Summer on Cape Cod usually conjures up images of days at the beach followed by ice cream and sunsets. We are fortunate to have cream from our Jersey cows, freshly picked strawberries, and a generous donation of agave nectar, so I set out to make a creamy homemade strawberry ice cream. I found just the recipe to pull all of these together. Start it the day before as it needs to chill before transferring to your ice cream maker. Enjoy this on a hot and humid summer day and you are sure to feel refreshed!
SERVINGS7CHANGE SERVING SIZE |
COOK TIME30mins |
PREP TIME10mins |
READY IN24hrs |
Ingredients
- 2 cups puréed strawberries about 1 1/2 pints, whole
- juice of 1/2 lemon
- 4 cups half and half
- 3/4 cup + 2 Tbsp agave nectar
- 2 egg(s) + 1 egg yolk
- 1 Tbsp vanilla
Instructions
- If your strawberries aren’t already pureed, do that in a Cuisinart (I used a potato masher to leave some good chunks). Add lemon juice and set aside.
- Beat eggs and egg yolk together very well. Set aside.
- In a heavy pot, heat half and half and agave nectar over med-high heat until temperature is 180 F. Stir frequently.

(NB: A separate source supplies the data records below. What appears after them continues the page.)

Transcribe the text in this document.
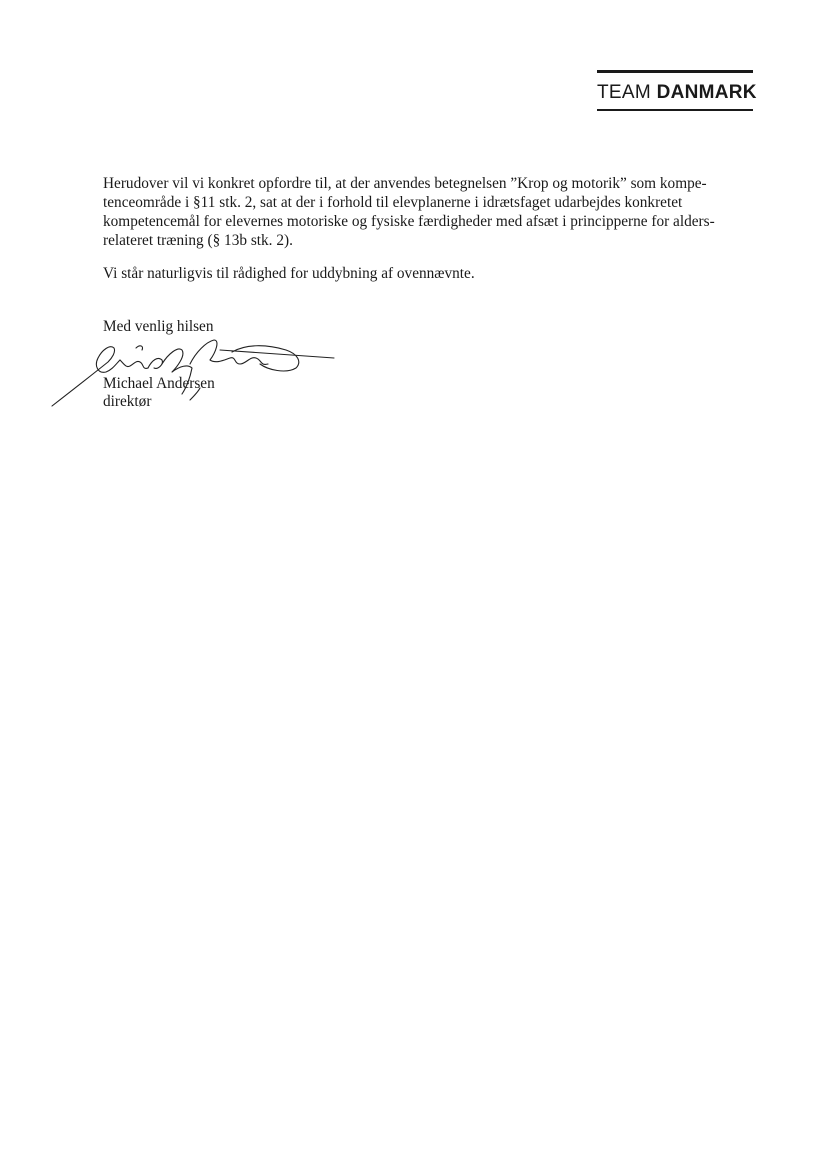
TEAM DANMARK

Herudover vil vi konkret opfordre til, at der anvendes betegnelsen ”Krop og motorik” som kompe-
tenceområde i §11 stk. 2, sat at der i forhold til elevplanerne i idrætsfaget udarbejdes konkretet
kompetencemål for elevernes motoriske og fysiske færdigheder med afsæt i principperne for alders-
relateret træning (§ 13b stk. 2).

Vi står naturligvis til rådighed for uddybning af ovennævnte.

Med venlig hilsen
Michael Andersen
direktør
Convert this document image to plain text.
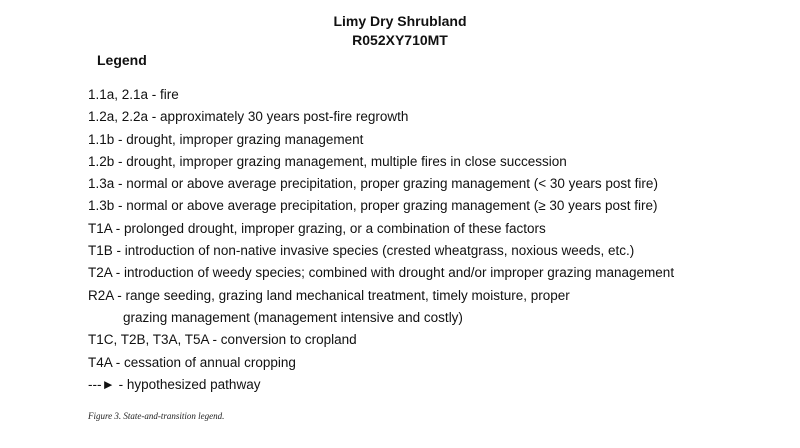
Limy Dry Shrubland
R052XY710MT
Legend
1.1a, 2.1a - fire
1.2a, 2.2a - approximately 30 years post-fire regrowth
1.1b - drought, improper grazing management
1.2b - drought, improper grazing management, multiple fires in close succession
1.3a - normal or above average precipitation, proper grazing management (< 30 years post fire)
1.3b - normal or above average precipitation, proper grazing management (≥ 30 years post fire)
T1A - prolonged drought, improper grazing, or a combination of these factors
T1B - introduction of non-native invasive species (crested wheatgrass, noxious weeds, etc.)
T2A - introduction of weedy species; combined with drought and/or improper grazing management
R2A - range seeding, grazing land mechanical treatment, timely moisture, proper
grazing management (management intensive and costly)
T1C, T2B, T3A, T5A - conversion to cropland
T4A - cessation of annual cropping
---► - hypothesized pathway
Figure 3. State-and-transition legend.
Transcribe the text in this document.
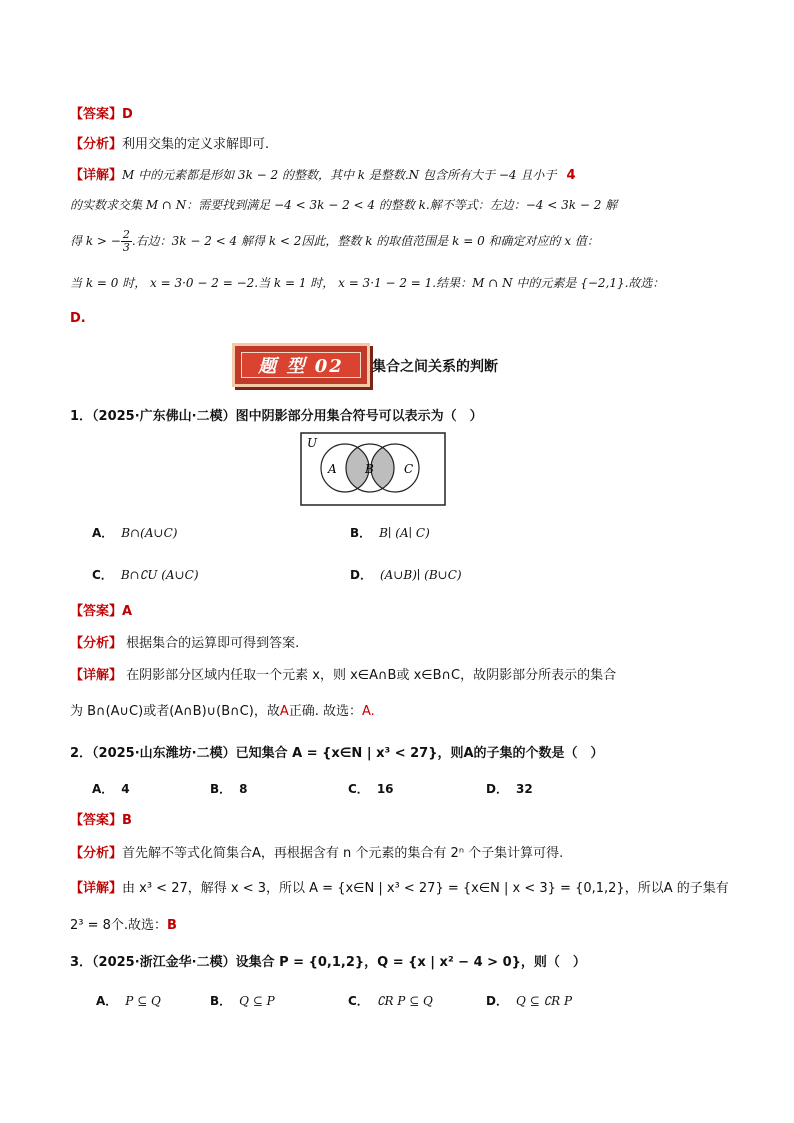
【答案】D
【分析】利用交集的定义求解即可.
【详解】M 中的元素都是形如 3k − 2 的整数，其中 k 是整数.N 包含所有大于 −4 且小于 4
的实数求交集 M ∩ N：需要找到满足 −4 < 3k − 2 < 4 的整数 k.解不等式：左边：−4 < 3k − 2 解
得 k > − $\frac{2}{3}$ .右边：3k − 2 < 4 解得 k < 2因此，整数 k 的取值范围是 k = 0 和确定对应的 x 值：
当 k = 0 时， x = 3·0 − 2 = −2.当 k = 1 时， x = 3·1 − 2 = 1.结果：M ∩ N 中的元素是 {−2,1}.故选：
D.
题 型 02	集合之间关系的判断
1．（2025·广东佛山·二模）图中阴影部分用集合符号可以表示为（　）
U
A B	C
A． B∩(A∪C)	B． B∣ (A∣ C)
C． B∩∁U (A∪C)	D． (A∪B)∣ (B∪C)
【答案】A
【分析】 根据集合的运算即可得到答案.
【详解】 在阴影部分区域内任取一个元素 x，则 x∈A∩B或 x∈B∩C，故阴影部分所表示的集合
为 B∩(A∪C)或者(A∩B)∪(B∩C)，故A正确. 故选：A.
2．（2025·山东潍坊·二模）已知集合 A = {x∈N | x³ < 27}，则A的子集的个数是（　）
A． 4	B． 8	C． 16	D． 32
【答案】B
【分析】首先解不等式化简集合A，再根据含有 n 个元素的集合有 2ⁿ 个子集计算可得.
【详解】由 x³ < 27，解得 x < 3，所以 A = {x∈N | x³ < 27} = {x∈N | x < 3} = {0,1,2}，所以A 的子集有
2³ = 8个.故选：B
3．（2025·浙江金华·二模）设集合 P = {0,1,2}，Q = {x | x² − 4 > 0}，则（　）
A． P ⊆ Q	B． Q ⊆ P	C． ∁R P ⊆ Q	D． Q ⊆ ∁R P
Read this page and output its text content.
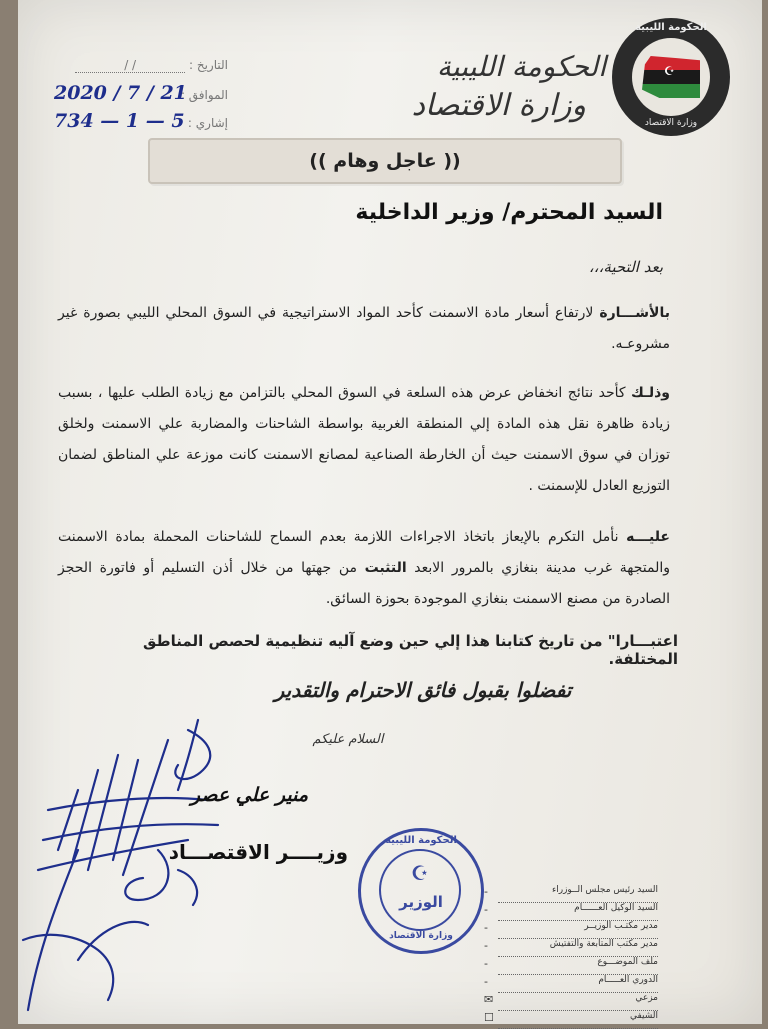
الحكومة الليبية
☪
وزارة الاقتصاد
الحكومة الليبية
وزارة الاقتصاد
التاريخ : / /
الموافق :
2020 / 7 / 21
إشاري :
734 — 1 — 5
(( عاجل وهام ))
السيد المحترم/ وزير الداخلية
بعد التحية،،،
بالأشـــارة لارتفاع أسعار مادة الاسمنت كأحد المواد الاستراتيجية في السوق المحلي الليبي بصورة غير مشروعـه.
وذلـك كأحد نتائج انخفاض عرض هذه السلعة في السوق المحلي بالتزامن مع زيادة الطلب عليها ، بسبب زيادة ظاهرة نقل هذه المادة إلي المنطقة الغربية بواسطة الشاحنات والمضاربة علي الاسمنت ولخلق توزان في سوق الاسمنت حيث أن الخارطة الصناعية لمصانع الاسمنت كانت موزعة علي المناطق لضمان التوزيع العادل للإسمنت .
عليـــه نأمل التكرم بالإيعاز باتخاذ الاجراءات اللازمة بعدم السماح للشاحنات المحملة بمادة الاسمنت والمتجهة غرب مدينة بنغازي بالمرور الابعد التثبت من جهتها من خلال أذن التسليم أو فاتورة الحجز الصادرة من مصنع الاسمنت بنغازي الموجودة بحوزة السائق.
اعتبـــارا" من تاريخ كتابنا هذا إلي حين وضع آليه تنظيمية لحصص المناطق المختلفة.
تفضلوا بقبول فائق الاحترام والتقدير
السلام عليكم
منير علي عصر
وزيــــر الاقتصـــاد	الحكومة الليبية
☪
الوزير
وزارة الاقتصاد
-	السيد رئيس مجلس الــوزراء
-	السيد الوكيل العــــــام
-	مدير مكتـب الوزيــر
-	مدير مكتب المتابعة والتفتيش
-	ملف الموضـــوع
-	الدوري العـــــام
✉	مزعي
☐	الشيفي
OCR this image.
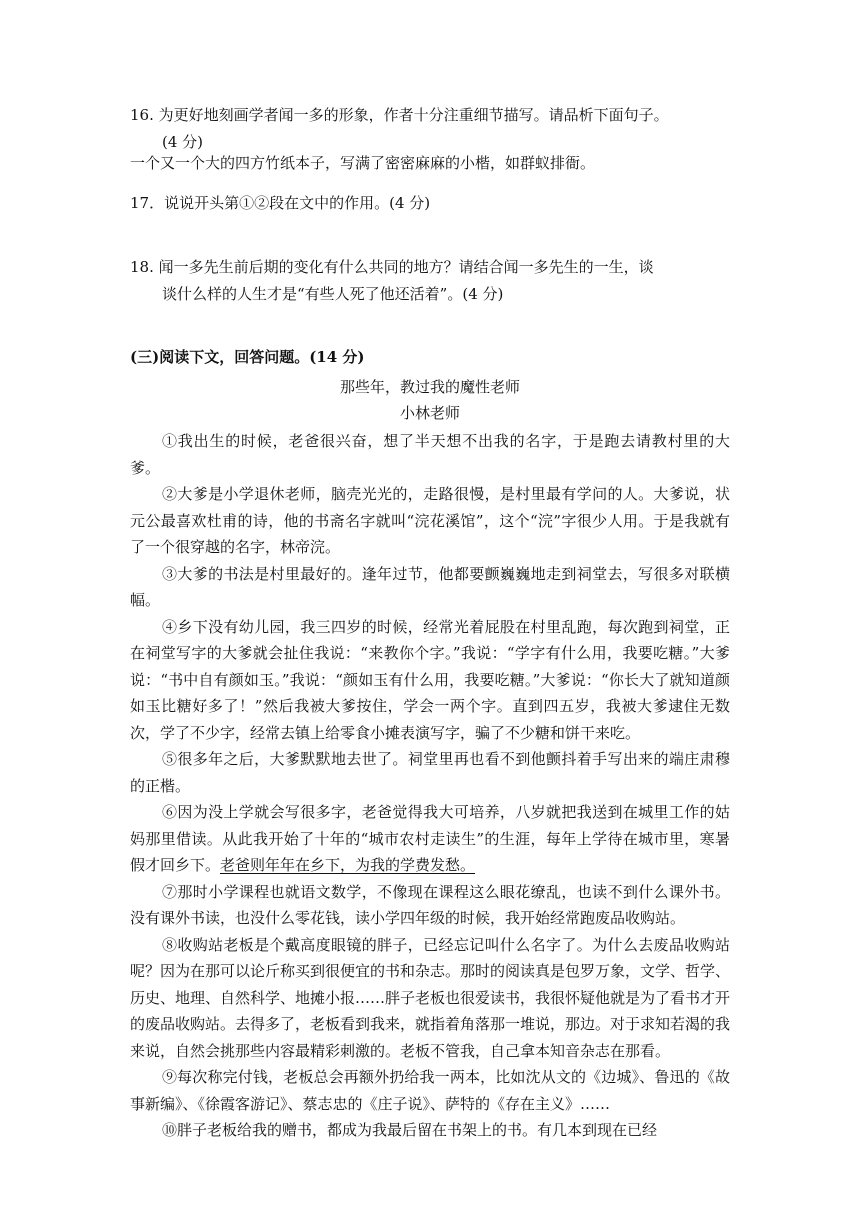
16. 为更好地刻画学者闻一多的形象，作者十分注重细节描写。请品析下面句子。
(4 分)
一个又一个大的四方竹纸本子，写满了密密麻麻的小楷，如群蚁排衙。
17．说说开头第①②段在文中的作用。(4 分)
18. 闻一多先生前后期的变化有什么共同的地方？请结合闻一多先生的一生，谈
谈什么样的人生才是“有些人死了他还活着”。(4 分)
(三)阅读下文，回答问题。(14 分)
那些年，教过我的魔性老师
小林老师

①我出生的时候，老爸很兴奋，想了半天想不出我的名字，于是跑去请教村里的大爹。

②大爹是小学退休老师，脑壳光光的，走路很慢，是村里最有学问的人。大爹说，状元公最喜欢杜甫的诗，他的书斋名字就叫“浣花溪馆”，这个“浣”字很少人用。于是我就有了一个很穿越的名字，林帝浣。

③大爹的书法是村里最好的。逢年过节，他都要颤巍巍地走到祠堂去，写很多对联横幅。

④乡下没有幼儿园，我三四岁的时候，经常光着屁股在村里乱跑，每次跑到祠堂，正在祠堂写字的大爹就会扯住我说：“来教你个字。”我说：“学字有什么用，我要吃糖。”大爹说：“书中自有颜如玉。”我说：“颜如玉有什么用，我要吃糖。”大爹说：“你长大了就知道颜如玉比糖好多了！”然后我被大爹按住，学会一两个字。直到四五岁，我被大爹逮住无数次，学了不少字，经常去镇上给零食小摊表演写字，骗了不少糖和饼干来吃。

⑤很多年之后，大爹默默地去世了。祠堂里再也看不到他颤抖着手写出来的端庄肃穆的正楷。

⑥因为没上学就会写很多字，老爸觉得我大可培养，八岁就把我送到在城里工作的姑妈那里借读。从此我开始了十年的“城市农村走读生”的生涯，每年上学待在城市里，寒暑假才回乡下。老爸则年年在乡下，为我的学费发愁。

⑦那时小学课程也就语文数学，不像现在课程这么眼花缭乱，也读不到什么课外书。没有课外书读，也没什么零花钱，读小学四年级的时候，我开始经常跑废品收购站。

⑧收购站老板是个戴高度眼镜的胖子，已经忘记叫什么名字了。为什么去废品收购站呢？因为在那可以论斤称买到很便宜的书和杂志。那时的阅读真是包罗万象，文学、哲学、历史、地理、自然科学、地摊小报……胖子老板也很爱读书，我很怀疑他就是为了看书才开的废品收购站。去得多了，老板看到我来，就指着角落那一堆说，那边。对于求知若渴的我来说，自然会挑那些内容最精彩刺激的。老板不管我，自己拿本知音杂志在那看。

⑨每次称完付钱，老板总会再额外扔给我一两本，比如沈从文的《边城》、鲁迅的《故事新编》、《徐霞客游记》、蔡志忠的《庄子说》、萨特的《存在主义》……

⑩胖子老板给我的赠书，都成为我最后留在书架上的书。有几本到现在已经
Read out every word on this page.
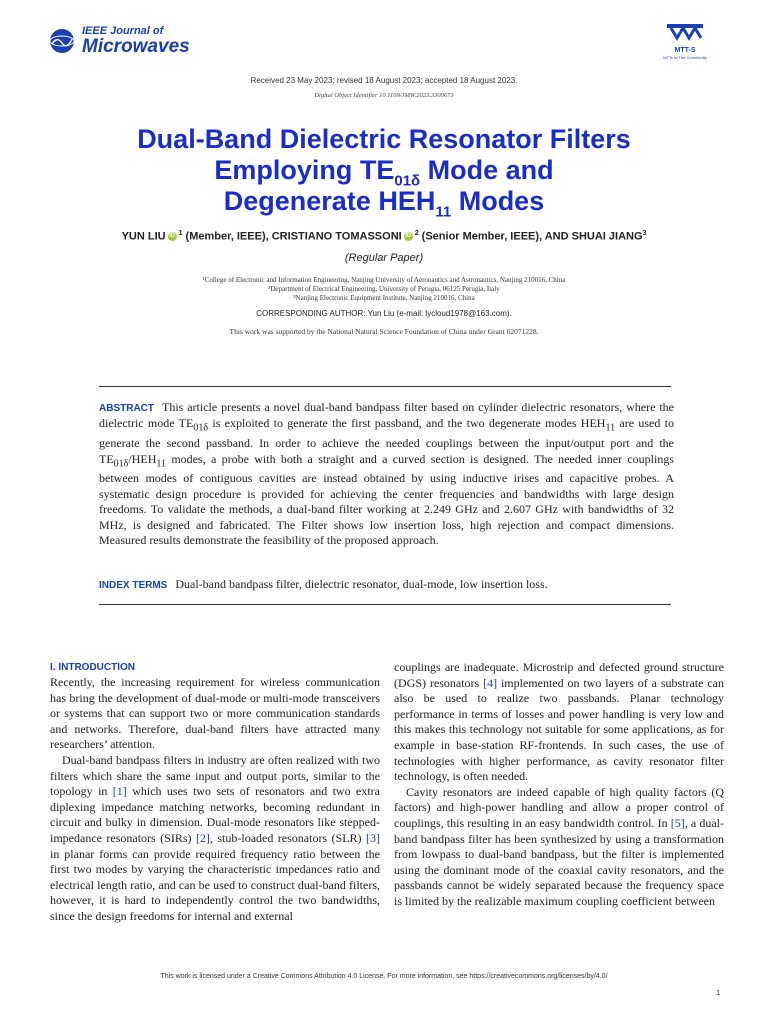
IEEE Journal of
Microwaves	MTT-S
MTTs to The Community
Received 23 May 2023; revised 18 August 2023; accepted 18 August 2023.
Digital Object Identifier 10.1109/JMW.2023.3309673
Dual-Band Dielectric Resonator Filters
Employing $TE_{01\delta}$ Mode and
Degenerate $HEH_{11}$ Modes
YUN LIU iD $^1$ (Member, IEEE), CRISTIANO TOMASSONI iD $^2$ (Senior Member, IEEE), AND SHUAI JIANG$^3$
(Regular Paper)
¹College of Electronic and Information Engineering, Nanjing University of Aeronautics and Astronautics, Nanjing 210016, China
²Department of Electrical Engineering, University of Perugia, 06125 Perugia, Italy
³Nanjing Electronic Equipment Institute, Nanjing 210016, China
CORRESPONDING AUTHOR: Yun Liu (e-mail: lycloud1978@163.com).
This work was supported by the National Natural Science Foundation of China under Grant 62071228.
ABSTRACT This article presents a novel dual-band bandpass filter based on cylinder dielectric resonators, where the dielectric mode $TE_{01\delta}$ is exploited to generate the first passband, and the two degenerate modes $HEH_{11}$ are used to generate the second passband. In order to achieve the needed couplings between the input/output port and the $TE_{01\delta}/HEH_{11}$ modes, a probe with both a straight and a curved section is designed. The needed inner couplings between modes of contiguous cavities are instead obtained by using inductive irises and capacitive probes. A systematic design procedure is provided for achieving the center frequencies and bandwidths with large design freedoms. To validate the methods, a dual-band filter working at 2.249 GHz and 2.607 GHz with bandwidths of 32 MHz, is designed and fabricated. The Filter shows low insertion loss, high rejection and compact dimensions. Measured results demonstrate the feasibility of the proposed approach.
INDEX TERMS Dual-band bandpass filter, dielectric resonator, dual-mode, low insertion loss.
I. INTRODUCTION

Recently, the increasing requirement for wireless communication has bring the development of dual-mode or multi-mode transceivers or systems that can support two or more communication standards and networks. Therefore, dual-band filters have attracted many researchers’ attention.

Dual-band bandpass filters in industry are often realized with two filters which share the same input and output ports, similar to the topology in [1] which uses two sets of resonators and two extra diplexing impedance matching networks, becoming redundant in circuit and bulky in dimension. Dual-mode resonators like stepped-impedance resonators (SIRs) [2], stub-loaded resonators (SLR) [3] in planar forms can provide required frequency ratio between the first two modes by varying the characteristic impedances ratio and electrical length ratio, and can be used to construct dual-band filters, however, it is hard to independently control the two bandwidths, since the design freedoms for internal and external

couplings are inadequate. Microstrip and defected ground structure (DGS) resonators [4] implemented on two layers of a substrate can also be used to realize two passbands. Planar technology performance in terms of losses and power handling is very low and this makes this technology not suitable for some applications, as for example in base-station RF-frontends. In such cases, the use of technologies with higher performance, as cavity resonator filter technology, is often needed.

Cavity resonators are indeed capable of high quality factors (Q factors) and high-power handling and allow a proper control of couplings, this resulting in an easy bandwidth control. In [5], a dual-band bandpass filter has been synthesized by using a transformation from lowpass to dual-band bandpass, but the filter is implemented using the dominant mode of the coaxial cavity resonators, and the passbands cannot be widely separated because the frequency space is limited by the realizable maximum coupling coefficient between

This work is licensed under a Creative Commons Attribution 4.0 License. For more information, see https://creativecommons.org/licenses/by/4.0/
1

- Drizzle ½ cup of hot mixture into eggs, whisking briskly. Add another 1/2 cup in the same manner. (This keeps the eggs from scrambling).
- Then, drizzle egg and cream mixture back into the pot, whisking briskly.
- Turn heat down to med-low and bring to 190 F, stirring bottom constantly. To check for doneness, dip a metal spoon in the pot. Remove. Run a finger through the custard coating the spoon (like parting the 'custard sea'). If the custard stays on either side of the stripe (doesn't run in to fill the space), then it's done.
- Strain into a 2 qt. bowl and add all but 1/3 cup of the strawberry puree to this.
- Cool in an ice bath and then transfer to fridge overnight.
- Freeze according to manufacturer's instructions. When the ice cream is done, take the remaining 1/3 cup of the strawberry sauce and swirl it directly into the finished ice cream. Freeze again, if needed, before serving.